As the DPIP reduced, the colours changed and the rate of light transmittance was higher. In the dark chloroplast, however, because there is no energy source for the chloroplast to use and since the DPIP could not be reduced due to the lack of light energy, the percentages of light transmittance were lower.
Identify the function of each of the cuvettes
Cuvette 1: Cuvette 1 was used to measure how the absence of DPIP and chloroplast affected the percentage of light transmittance. This cuvette was also used to calibrate the colorimeter.

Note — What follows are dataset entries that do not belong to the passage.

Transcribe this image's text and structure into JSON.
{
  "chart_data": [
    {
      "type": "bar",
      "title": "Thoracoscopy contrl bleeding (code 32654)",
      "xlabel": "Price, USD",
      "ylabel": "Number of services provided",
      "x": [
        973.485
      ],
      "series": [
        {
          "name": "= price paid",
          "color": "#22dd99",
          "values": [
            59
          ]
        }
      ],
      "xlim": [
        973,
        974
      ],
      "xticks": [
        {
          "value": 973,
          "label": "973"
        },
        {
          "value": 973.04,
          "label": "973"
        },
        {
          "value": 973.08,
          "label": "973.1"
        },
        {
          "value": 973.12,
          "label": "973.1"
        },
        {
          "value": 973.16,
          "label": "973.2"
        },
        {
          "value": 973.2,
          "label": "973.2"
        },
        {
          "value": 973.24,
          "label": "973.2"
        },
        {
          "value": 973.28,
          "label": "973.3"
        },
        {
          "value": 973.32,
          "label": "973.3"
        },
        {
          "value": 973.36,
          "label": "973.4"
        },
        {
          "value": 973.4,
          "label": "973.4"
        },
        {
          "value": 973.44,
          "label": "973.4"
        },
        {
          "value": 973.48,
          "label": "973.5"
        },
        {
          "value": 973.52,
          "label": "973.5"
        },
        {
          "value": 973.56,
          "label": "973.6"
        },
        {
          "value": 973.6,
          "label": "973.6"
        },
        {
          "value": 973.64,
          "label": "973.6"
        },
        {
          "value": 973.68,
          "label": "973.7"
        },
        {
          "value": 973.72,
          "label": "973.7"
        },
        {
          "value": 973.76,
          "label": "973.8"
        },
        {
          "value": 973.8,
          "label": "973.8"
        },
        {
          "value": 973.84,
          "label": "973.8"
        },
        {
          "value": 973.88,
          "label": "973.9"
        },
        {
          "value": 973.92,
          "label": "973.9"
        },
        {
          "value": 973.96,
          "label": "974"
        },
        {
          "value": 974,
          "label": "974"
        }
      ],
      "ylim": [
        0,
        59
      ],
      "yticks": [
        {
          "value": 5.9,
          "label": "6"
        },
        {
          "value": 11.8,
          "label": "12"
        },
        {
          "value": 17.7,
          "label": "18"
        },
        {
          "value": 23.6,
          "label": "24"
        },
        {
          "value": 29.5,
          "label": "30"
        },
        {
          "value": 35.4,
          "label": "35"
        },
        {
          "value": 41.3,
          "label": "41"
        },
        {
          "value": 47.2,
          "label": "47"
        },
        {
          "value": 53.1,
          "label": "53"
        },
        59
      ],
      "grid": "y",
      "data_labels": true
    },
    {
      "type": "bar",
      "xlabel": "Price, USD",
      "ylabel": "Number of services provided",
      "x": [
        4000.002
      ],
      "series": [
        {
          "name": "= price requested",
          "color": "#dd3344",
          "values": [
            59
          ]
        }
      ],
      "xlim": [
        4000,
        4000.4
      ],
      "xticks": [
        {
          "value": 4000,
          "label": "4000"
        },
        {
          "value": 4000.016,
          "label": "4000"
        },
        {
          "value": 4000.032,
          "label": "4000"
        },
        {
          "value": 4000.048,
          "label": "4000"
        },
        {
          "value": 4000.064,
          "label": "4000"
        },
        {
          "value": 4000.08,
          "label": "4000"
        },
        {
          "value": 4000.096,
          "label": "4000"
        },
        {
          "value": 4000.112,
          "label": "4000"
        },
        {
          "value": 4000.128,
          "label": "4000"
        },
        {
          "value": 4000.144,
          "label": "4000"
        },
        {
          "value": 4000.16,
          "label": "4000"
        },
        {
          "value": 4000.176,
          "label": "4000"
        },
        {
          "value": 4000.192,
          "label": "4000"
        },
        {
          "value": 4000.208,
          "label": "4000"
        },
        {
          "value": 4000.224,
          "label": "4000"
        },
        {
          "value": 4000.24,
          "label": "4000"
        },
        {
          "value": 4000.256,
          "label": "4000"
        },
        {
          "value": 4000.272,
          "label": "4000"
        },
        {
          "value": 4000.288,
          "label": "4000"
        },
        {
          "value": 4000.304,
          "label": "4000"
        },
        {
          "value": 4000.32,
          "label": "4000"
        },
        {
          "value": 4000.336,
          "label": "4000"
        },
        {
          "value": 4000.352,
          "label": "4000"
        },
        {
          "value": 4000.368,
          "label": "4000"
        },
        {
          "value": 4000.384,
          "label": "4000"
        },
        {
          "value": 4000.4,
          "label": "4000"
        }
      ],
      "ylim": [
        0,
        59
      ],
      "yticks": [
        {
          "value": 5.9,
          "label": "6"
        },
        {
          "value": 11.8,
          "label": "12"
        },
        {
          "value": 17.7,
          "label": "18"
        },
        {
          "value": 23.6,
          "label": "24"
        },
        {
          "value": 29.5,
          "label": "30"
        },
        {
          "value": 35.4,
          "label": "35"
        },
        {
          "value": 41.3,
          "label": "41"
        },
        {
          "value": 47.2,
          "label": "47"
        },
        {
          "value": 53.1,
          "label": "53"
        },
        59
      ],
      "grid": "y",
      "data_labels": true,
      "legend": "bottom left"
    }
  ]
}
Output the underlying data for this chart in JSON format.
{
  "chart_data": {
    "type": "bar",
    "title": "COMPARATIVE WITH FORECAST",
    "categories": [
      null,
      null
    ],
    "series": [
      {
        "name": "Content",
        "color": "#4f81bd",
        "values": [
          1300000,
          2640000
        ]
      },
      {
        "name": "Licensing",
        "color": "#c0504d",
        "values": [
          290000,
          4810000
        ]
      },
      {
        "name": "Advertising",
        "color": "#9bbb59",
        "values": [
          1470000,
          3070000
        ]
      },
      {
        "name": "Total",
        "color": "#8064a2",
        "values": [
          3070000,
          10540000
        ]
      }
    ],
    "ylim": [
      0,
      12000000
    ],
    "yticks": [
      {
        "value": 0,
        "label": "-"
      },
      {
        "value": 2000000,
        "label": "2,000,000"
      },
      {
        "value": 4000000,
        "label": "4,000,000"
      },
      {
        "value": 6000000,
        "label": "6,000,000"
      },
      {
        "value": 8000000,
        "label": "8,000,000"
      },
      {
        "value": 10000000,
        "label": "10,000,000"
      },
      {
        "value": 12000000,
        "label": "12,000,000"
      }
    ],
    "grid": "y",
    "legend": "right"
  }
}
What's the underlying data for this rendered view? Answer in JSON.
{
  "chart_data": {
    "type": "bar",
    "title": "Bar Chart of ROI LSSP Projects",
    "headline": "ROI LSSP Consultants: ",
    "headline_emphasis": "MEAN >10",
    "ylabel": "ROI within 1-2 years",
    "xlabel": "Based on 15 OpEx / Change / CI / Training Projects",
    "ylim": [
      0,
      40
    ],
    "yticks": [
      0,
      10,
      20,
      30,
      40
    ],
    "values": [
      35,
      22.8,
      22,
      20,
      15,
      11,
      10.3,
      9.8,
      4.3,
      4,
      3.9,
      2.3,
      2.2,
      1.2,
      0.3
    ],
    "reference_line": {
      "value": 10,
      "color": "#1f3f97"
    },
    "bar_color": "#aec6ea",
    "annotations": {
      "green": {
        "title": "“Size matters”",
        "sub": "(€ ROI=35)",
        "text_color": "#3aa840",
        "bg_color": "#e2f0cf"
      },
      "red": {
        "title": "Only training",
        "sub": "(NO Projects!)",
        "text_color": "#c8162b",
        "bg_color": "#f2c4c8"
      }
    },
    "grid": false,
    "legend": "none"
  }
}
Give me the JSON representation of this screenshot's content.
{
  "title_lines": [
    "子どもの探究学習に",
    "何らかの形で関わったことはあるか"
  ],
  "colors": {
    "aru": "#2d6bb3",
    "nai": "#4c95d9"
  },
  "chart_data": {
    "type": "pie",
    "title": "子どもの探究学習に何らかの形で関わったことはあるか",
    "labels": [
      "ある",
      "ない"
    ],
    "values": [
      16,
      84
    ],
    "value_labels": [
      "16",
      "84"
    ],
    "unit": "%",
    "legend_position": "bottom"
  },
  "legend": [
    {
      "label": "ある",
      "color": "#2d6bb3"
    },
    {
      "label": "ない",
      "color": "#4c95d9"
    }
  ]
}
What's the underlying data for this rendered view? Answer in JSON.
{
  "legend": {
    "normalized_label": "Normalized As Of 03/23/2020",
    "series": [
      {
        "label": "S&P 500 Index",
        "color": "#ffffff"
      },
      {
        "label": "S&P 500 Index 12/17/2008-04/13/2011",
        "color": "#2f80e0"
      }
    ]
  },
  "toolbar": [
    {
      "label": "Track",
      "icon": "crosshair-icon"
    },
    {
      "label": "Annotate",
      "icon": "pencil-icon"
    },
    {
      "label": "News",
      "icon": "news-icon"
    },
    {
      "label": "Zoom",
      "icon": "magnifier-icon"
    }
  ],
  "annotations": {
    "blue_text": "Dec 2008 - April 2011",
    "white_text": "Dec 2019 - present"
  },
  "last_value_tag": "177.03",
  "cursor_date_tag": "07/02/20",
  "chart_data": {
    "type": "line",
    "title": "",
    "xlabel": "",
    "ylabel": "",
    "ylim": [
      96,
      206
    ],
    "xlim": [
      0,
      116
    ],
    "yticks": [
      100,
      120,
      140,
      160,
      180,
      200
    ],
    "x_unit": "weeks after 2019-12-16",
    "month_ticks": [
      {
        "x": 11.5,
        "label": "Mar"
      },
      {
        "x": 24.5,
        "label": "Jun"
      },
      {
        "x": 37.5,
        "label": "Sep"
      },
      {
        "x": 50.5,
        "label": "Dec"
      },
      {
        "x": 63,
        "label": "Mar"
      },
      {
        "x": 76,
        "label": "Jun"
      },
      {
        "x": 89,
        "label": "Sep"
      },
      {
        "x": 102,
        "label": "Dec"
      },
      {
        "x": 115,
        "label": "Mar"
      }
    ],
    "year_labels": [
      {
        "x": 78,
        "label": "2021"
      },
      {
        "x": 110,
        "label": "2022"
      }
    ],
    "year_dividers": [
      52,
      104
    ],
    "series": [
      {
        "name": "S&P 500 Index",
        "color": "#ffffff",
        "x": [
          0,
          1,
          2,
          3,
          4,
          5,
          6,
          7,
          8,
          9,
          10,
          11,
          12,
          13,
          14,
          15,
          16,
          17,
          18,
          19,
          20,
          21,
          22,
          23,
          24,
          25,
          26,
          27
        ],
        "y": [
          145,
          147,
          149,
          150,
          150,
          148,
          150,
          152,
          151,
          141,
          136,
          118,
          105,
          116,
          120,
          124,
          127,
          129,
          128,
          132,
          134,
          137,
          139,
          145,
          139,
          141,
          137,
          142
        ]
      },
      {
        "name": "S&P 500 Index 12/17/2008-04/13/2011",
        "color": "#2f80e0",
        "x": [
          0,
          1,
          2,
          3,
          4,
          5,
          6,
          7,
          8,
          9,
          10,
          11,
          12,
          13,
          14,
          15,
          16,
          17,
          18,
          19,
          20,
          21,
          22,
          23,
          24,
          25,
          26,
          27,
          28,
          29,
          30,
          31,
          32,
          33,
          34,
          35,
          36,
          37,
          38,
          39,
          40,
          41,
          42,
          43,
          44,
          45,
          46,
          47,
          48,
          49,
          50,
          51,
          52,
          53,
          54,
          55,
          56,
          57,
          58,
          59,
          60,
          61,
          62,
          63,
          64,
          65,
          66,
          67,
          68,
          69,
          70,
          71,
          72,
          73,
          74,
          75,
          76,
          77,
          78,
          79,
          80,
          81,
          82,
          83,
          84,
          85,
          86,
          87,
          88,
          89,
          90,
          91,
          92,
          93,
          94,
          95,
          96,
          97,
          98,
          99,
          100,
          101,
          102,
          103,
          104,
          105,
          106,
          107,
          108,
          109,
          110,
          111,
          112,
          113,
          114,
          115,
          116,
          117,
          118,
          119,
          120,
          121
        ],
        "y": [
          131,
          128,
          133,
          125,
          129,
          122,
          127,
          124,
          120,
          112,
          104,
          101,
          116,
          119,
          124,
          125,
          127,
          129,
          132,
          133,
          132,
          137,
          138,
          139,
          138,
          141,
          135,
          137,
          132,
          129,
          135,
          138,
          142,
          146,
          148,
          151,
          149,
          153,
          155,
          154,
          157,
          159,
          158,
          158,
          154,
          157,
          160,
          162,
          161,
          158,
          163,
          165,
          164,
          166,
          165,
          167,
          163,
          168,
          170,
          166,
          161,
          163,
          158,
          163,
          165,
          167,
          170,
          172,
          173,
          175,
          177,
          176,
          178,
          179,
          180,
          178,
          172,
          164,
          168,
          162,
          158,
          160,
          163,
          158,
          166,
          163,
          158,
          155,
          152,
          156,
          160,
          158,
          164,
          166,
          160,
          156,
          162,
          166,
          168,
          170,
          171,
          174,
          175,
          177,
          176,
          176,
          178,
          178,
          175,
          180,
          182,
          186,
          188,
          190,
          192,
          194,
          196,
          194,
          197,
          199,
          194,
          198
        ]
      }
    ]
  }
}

Cuvette 2: Cuvette 2 was used to measure how the lack of light and unboiled chloroplast affected the percentage of light transmittance. It essentially showed how important light was to the process of photosynthesis.
Cuvette 3: Cuvette 3 was used to measure how light and unboiled chloroplast affected the percentage of light transmittance. It essentially showed how light and active chloroplasts are needed to carry out the process of photosynthesis.
Cuvette 4: Cuvette 4 was used to measure how light and boiled chloroplast affected the percentage of light transmittance. It essentially showed how the denatured proteins in the chloroplast prevented the light to be absorbed and the process of photosynthesis to be carried out.
Cuvette 5: Cuvette 5 is the control of the experiment and is used to show how the availability of light but absence of chloroplast will prevent the process of photosynthesis from being performed and its effect on the percentage of light transmitted.